12-11-2004 12:46
Stop alle "carrette" del mare
I nostri mari sono minacciati da killer giganteschi e, tuttavia, molto discreti. Viaggiano silenziosi, al riparo dei nostri occhi e palesano la loro presenza solo quando si rendono protagonisti di distruzioni di immensa portata. Non stiamo parlando di mostri marini o malvagi leviatani, ma delle cosiddette "carrette del mare". Navi vecchie non in linea con gli standard di sicurezza internazionali, che rappresentano attualmente la principale minaccia all'ambiente marino e non solo. La più pericolosa categoria di carrette del mare è quella delle petroliere di vecchio tipo, a scafo unico. Vere e proprie lattine galleggianti che, in caso di incidente, vomitano in acqua senza possibilità di scampo veleni di ogni genere. Queste navi sono molto amate dalle grandi compagnie petrolifere perché il loro nolo costa di meno rispetto a quello delle navi più moderne. Poco importa se poi questo risparmio si traduce in terribili danni per la natura e per le persone. L'esempio della Prestige, affondata lo scorso dicembre al largo della Galizia, è paradigmatico. Migliaia di tonnellate di greggio riversate su 500 chilometri di costa, dalla Spagna alla Francia, con danni irreparabili per la fauna e la flora locali, affogate sotto un'immensa marea nera di sostanze cancerogene e mutagene. Un ecosistema irrimediabilmente distrutto e la vita di decine di migliaia di persone cambiata per sempre, in modo drammatico: basti pensare a tutti i pescatori che hanno perso la loro unica fonte di sostentamento, o a tutti coloro che per generazioni vivranno davanti al desolante spettacolo delle spiagge annerite dal petrolio. E tutto questo a causa di una nave che non era abbastanza sicura per navigare, eppure navigava.

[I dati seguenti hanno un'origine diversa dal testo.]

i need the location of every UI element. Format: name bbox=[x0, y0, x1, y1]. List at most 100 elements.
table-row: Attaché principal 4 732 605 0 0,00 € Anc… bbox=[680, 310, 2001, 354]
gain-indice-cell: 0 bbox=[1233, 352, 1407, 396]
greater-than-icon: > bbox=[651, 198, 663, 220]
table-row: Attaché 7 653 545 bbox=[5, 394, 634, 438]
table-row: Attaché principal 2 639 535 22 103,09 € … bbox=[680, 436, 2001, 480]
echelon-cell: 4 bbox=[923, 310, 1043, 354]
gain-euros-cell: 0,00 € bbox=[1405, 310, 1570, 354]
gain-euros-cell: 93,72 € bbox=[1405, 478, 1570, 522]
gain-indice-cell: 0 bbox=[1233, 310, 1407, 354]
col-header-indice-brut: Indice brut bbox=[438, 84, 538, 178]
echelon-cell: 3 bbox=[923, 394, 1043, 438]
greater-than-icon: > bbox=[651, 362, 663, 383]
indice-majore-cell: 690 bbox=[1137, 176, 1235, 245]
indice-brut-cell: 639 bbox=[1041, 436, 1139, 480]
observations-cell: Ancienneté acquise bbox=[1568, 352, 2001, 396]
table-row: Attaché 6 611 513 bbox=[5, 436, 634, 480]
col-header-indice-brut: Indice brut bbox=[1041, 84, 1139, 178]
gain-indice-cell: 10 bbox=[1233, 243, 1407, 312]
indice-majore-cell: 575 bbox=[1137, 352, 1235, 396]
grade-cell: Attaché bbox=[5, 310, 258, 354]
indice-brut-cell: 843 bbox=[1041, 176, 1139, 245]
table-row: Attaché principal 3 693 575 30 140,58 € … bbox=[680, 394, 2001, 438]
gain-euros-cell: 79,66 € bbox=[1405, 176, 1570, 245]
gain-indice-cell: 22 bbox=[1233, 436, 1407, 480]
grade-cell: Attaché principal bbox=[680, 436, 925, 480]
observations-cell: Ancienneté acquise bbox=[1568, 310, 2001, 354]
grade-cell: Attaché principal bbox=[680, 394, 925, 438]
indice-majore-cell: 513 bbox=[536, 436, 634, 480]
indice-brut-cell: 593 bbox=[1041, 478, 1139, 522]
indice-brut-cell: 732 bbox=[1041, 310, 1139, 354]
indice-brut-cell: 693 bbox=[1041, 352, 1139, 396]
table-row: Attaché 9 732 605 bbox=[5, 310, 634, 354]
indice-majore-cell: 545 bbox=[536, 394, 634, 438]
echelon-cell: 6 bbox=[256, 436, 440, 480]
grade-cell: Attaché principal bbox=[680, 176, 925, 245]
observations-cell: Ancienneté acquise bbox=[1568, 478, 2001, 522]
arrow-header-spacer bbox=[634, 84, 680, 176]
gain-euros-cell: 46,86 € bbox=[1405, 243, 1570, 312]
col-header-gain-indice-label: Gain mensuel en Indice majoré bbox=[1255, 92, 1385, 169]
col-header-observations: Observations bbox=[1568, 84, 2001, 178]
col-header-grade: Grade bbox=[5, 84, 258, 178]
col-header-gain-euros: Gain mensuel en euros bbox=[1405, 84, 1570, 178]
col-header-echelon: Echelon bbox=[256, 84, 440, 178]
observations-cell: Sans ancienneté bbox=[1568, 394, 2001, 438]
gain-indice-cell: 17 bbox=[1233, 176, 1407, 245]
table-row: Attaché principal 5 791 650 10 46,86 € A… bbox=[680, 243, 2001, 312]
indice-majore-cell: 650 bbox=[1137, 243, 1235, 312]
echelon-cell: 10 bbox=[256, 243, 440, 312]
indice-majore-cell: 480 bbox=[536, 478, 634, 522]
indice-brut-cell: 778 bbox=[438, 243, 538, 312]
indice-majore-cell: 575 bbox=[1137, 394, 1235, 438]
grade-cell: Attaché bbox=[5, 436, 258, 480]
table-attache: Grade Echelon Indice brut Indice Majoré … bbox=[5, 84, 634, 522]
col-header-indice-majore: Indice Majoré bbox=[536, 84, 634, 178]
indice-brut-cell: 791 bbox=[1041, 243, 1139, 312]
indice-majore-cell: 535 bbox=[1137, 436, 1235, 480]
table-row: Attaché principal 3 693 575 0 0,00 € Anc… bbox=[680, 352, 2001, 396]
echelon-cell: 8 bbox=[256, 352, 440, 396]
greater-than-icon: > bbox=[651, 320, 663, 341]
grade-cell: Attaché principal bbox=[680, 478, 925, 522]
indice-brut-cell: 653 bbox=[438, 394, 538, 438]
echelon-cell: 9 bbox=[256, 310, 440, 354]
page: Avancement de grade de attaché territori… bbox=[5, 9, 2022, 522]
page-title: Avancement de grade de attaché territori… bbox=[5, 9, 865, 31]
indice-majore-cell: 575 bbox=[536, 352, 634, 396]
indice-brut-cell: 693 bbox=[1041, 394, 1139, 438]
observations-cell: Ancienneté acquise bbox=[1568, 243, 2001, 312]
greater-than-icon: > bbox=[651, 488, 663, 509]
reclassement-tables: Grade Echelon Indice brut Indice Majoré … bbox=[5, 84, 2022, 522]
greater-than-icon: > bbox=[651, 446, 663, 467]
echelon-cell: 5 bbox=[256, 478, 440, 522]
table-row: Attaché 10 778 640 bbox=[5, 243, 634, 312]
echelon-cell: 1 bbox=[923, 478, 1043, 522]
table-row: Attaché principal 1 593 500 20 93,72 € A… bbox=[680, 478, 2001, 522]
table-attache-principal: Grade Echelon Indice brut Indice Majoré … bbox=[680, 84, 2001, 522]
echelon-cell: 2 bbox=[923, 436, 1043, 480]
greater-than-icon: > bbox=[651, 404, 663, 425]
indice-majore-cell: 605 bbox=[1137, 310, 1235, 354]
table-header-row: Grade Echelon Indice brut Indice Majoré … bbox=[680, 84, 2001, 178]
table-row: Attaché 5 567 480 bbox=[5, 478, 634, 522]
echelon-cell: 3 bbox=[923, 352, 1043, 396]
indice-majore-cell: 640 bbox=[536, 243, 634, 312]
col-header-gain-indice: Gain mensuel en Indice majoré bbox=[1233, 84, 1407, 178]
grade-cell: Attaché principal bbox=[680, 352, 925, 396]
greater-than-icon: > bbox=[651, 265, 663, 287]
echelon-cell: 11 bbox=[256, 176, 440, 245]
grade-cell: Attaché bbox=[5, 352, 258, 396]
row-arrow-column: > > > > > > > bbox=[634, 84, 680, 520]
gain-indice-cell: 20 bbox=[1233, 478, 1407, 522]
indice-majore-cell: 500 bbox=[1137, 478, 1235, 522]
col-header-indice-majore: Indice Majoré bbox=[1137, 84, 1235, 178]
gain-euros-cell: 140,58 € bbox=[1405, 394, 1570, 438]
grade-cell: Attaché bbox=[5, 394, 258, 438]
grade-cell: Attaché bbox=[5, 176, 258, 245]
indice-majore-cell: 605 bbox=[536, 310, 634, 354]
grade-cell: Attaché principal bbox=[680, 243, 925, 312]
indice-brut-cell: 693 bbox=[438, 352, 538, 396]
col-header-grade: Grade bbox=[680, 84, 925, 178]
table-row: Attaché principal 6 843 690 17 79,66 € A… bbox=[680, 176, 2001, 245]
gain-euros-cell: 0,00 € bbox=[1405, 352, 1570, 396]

Per fortuna, la terribile portata del disastro della Prestige sembra aver smosso le coscienze degli Stati europei, che in modo molto veloce si stanno attrezzando per dichiarare guerra alle petroliere assassine. In prima linea, l'Italia, che lo scorso marzo ha varato un Decreto interministeriale che interdice l'ingresso nei porti italiani alle petroliere non in linea con i più avanzati criteri di sicurezza. In particolare, il provvedimento, firmato dal Ministero dell'Ambiente e da quello delle Infrastrutture e dei Trasporti, riguarda tutte le navi cisterna a scafo singolo con più di 15 anni di età e una portata superiore alle 5.000 tonnellate. Queste navi non potranno più entrae nelle nostre strutture portuali e, quando saranno in navigazione nei nostri mari, potranno essere soggette a minuziosi controlli. L'iniziativa italiana, in linea con la direttiva europea "Erika2", è simile a quelle adottate da altri Paesi come la Spagna e la Francia. L'obiettivo non è solo quello di tenere lontano dalle nostre coste le navi più malandate (l'UE ha già stilato una lista di 66 "bombe ecologiche" in navigazione nei mari europei), ma anche quello di stimolare la costruzione di nuove petroliere a doppio scafo, più sicure perché in caso di incidente è meno probabile la fuoriuscita di greggio. Un grosso passo avanti è rappresentato anche dal fatto che il Decreto è stato accompagnato dalla firma di un accordo tra Italia, Croazia, Slovenia, Jugoslavia e Albania che, a partire dal 1° luglio 2003, vieta il transito attraverso l'Adriatico a tutte le navi di qualsiasi nazionalità che trasportano carichi pericolosi o inquinanti. Una vera e propria svolta, che traduce in termini politici la consapevolezza sempre più diffusa che non c'è possibilità di affrontare i problemi ambientali senza la volontà di uno sforzo comune.